Мы разговорились с Антоном на тему платных услуг в поезде. Несмотря на то, что вагон был международного класса, предназначался он, видимо, для непритязательных соотечественников. Об этом свидетельствовали плохо отглаженное постельное бельё, платный кипяток и вечно отсутствующая на рабочем месте проводница.
Ни меня, ни Антона это, однако не удивляло, хотя он, как мне показалось, несмотря на скромный возраст, был куда более искушённый в сервисе заграничных поездов, чем я.
Как оказалось, Антон ехал к родителям в Прагу, домой.
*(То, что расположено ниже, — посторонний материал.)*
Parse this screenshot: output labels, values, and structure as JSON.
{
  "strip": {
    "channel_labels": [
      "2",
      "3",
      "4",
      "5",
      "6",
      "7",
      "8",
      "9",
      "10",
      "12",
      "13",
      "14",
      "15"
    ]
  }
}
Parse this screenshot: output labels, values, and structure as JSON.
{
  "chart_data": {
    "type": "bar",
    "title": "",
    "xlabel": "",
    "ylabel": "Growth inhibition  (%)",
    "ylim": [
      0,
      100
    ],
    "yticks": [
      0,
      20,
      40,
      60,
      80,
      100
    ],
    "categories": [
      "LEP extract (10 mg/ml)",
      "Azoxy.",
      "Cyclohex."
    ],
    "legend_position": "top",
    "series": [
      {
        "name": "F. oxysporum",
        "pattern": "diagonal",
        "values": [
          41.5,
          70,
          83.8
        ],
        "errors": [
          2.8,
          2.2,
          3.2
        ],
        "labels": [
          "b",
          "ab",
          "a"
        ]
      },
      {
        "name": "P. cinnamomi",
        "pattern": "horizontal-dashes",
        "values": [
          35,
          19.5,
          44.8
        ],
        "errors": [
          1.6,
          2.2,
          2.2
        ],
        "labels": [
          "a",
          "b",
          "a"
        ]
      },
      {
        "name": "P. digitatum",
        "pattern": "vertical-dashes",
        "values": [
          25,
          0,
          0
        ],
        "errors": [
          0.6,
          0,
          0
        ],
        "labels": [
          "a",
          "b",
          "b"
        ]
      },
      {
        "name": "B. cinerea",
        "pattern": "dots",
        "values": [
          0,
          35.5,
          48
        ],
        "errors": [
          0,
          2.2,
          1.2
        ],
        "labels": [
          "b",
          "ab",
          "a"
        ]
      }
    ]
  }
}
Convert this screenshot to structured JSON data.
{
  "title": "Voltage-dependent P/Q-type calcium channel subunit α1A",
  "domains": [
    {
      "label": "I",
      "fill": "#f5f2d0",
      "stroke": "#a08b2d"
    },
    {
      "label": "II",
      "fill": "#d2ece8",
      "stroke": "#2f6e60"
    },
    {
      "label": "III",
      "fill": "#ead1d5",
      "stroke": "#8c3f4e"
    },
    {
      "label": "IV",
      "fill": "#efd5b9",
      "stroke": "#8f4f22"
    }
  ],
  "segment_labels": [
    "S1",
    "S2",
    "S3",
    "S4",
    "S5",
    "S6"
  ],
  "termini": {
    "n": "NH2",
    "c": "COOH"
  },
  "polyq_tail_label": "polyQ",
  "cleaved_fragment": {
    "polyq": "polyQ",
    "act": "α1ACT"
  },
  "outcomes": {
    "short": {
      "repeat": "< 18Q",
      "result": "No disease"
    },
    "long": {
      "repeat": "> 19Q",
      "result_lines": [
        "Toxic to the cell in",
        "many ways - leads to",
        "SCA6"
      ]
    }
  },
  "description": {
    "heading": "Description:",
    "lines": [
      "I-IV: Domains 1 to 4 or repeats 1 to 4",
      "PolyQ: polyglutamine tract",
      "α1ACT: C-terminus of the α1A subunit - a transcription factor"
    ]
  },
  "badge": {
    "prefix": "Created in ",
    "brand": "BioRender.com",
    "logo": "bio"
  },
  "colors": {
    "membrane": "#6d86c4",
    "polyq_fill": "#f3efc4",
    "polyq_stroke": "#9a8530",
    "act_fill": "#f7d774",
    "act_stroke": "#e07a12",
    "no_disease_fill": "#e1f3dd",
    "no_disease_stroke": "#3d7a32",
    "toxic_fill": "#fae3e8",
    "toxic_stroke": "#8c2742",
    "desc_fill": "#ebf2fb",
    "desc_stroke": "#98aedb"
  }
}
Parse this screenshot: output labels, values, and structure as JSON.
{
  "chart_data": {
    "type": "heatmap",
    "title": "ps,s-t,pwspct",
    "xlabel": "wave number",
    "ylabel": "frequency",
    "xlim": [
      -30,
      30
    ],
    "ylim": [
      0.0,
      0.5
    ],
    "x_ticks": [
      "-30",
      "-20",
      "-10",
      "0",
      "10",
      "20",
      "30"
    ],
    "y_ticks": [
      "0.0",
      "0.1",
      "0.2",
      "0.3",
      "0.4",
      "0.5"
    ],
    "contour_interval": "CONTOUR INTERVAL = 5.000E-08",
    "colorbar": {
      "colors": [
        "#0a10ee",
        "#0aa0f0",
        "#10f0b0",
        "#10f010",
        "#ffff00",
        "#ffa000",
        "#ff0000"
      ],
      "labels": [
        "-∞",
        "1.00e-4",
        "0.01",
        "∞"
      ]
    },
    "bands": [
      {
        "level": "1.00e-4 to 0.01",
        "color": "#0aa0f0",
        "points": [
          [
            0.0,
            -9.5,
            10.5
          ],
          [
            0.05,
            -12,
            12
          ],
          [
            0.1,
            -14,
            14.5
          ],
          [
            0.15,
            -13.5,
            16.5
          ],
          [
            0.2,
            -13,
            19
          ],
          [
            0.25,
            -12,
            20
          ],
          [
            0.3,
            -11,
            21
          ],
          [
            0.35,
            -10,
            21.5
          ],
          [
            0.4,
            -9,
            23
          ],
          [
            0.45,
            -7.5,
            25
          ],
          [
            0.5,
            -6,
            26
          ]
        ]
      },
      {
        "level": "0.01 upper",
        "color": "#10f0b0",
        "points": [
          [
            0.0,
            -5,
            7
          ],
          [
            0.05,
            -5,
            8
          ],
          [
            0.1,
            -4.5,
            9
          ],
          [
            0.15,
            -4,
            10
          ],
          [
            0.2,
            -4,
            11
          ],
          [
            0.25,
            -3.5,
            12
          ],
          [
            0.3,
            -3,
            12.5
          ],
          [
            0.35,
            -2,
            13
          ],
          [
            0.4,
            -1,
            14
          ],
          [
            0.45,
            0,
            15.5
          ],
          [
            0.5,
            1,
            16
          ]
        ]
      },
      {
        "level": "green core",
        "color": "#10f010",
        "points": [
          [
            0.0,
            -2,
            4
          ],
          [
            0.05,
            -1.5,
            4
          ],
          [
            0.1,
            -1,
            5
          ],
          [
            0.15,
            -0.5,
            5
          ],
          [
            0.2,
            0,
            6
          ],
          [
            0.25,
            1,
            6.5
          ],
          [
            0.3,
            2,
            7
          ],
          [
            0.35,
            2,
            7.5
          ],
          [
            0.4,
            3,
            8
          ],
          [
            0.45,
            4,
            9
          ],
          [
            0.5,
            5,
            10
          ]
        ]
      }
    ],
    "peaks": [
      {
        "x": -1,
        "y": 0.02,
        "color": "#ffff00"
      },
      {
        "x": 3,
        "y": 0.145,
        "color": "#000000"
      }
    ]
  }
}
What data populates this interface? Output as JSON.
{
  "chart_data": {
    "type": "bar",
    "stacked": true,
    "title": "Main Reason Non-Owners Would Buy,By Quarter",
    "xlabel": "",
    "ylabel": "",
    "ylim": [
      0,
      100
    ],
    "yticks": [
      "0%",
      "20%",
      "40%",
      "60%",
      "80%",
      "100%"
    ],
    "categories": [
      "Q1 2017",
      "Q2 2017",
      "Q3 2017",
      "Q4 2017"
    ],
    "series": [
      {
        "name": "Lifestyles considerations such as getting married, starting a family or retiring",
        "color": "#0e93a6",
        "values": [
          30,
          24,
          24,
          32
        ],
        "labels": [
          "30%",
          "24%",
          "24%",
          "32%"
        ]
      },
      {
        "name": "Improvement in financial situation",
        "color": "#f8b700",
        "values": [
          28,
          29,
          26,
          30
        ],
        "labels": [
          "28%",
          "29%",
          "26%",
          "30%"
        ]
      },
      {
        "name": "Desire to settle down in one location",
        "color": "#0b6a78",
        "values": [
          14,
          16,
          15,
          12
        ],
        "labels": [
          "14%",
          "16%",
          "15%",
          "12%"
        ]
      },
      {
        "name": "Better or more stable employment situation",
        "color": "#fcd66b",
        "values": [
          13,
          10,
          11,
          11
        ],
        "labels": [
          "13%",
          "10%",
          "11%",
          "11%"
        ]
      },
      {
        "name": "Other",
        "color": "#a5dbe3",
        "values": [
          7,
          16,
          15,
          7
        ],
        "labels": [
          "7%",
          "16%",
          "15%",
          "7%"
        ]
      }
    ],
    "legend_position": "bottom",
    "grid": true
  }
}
А в Питер он ездил к бабушке на зимние каникулы. По-русски он говорил хорошо, без акцента (сейчас, зная многие акценты нашей необъятной Родины, я бы даже уточнил, что говорил он с питерским акцентом, а на русском севере именно это и принято считать отсутствием всякого акцента). Я сделал вывод, что мальчик первые несколько лет жизни прожил в Питере.
Он это подтвердил, и мы поговорили о жизни в Праге, о его школе, о том, что он давно привык к новой жизни и не собирается в будущем возвращаться в Россию.
Вдруг, к нашему общему с ним удивлению, в приоткрытую дверь купе протиснулась проводница. Она назвала моё имя и вопросительно посмотрела сначала на меня, затем на Антона. Мальчик мельком глянул в мою сторону, и, как мне показалось, постарался плотнее прижаться в угол.
— Да, это я, — мой ответ был слегка испорчен одновременно проглатываемым куском засохшей шоколадки.
— Ваш паспорт предъявите, пожалуйста, — строго сказала она.